O grande desafio reside na fiscalização do atendimento a todas as limitações previstas. É notável a ineficiência atual da fiscalização para impedir o espantoso desmatamento ilegal da Amazônia e todos os demais desmandos ambientais diariamente noticiados. Como acreditar que, a toque de mágica, por força de uma nova lei, seria possível fiscalizar, por exemplo, o acesso ao patrimônio genético ou ao o uso dos recursos hídricos existentes no interior de uma unidade de manejo florestal concedida? E a chamada "biopirataria" como seria combatida, visto que grande parte dos produtos florestais destina- se ao exterior?
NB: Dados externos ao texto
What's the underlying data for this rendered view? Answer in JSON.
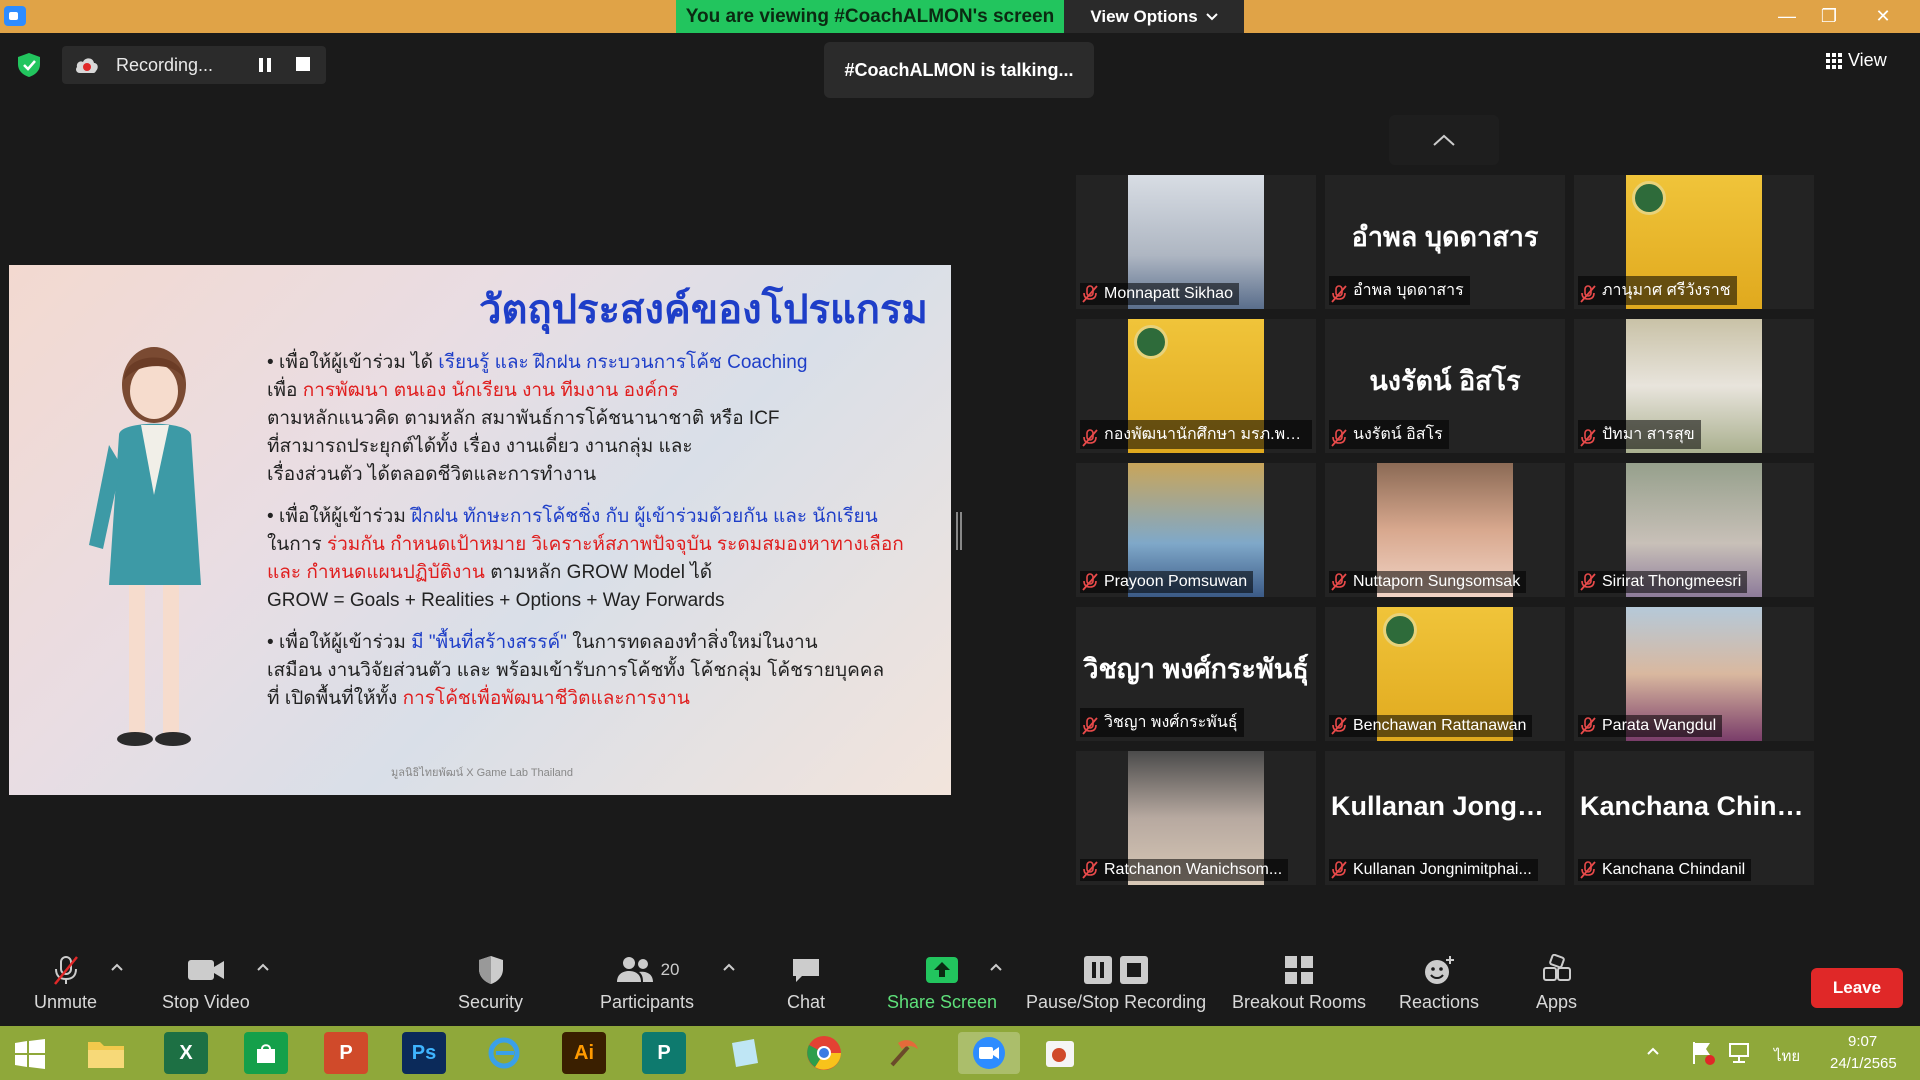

Essas inconsistências poderão ser atenuadas com futuras regulamentações e ações de fortalecimento das instituições ambientais.

63 Art. 16, &1º- É vedada a outorga de qualquer dos seguintes direitos no âmbito da concessão florestal:

I- titularidade imobiliária ou preferência em sua aquisição; II- acesso ao patrimônio genético para fins de pesquisa e desenvolvimento, bioprospecção ou constituição de coleções; III- uso dos recursos hídricos acima do especificado como insignificante, nos termos da Lei nº 9.433 de 8 de janeiro de 1997; IV- exploração dos recursos minerais; V- exploração de recursos pesqueiros ou de fauna silvestre e VI – comercialização de créditos decorrentes da emissão evitada de carbono em florestas naturais.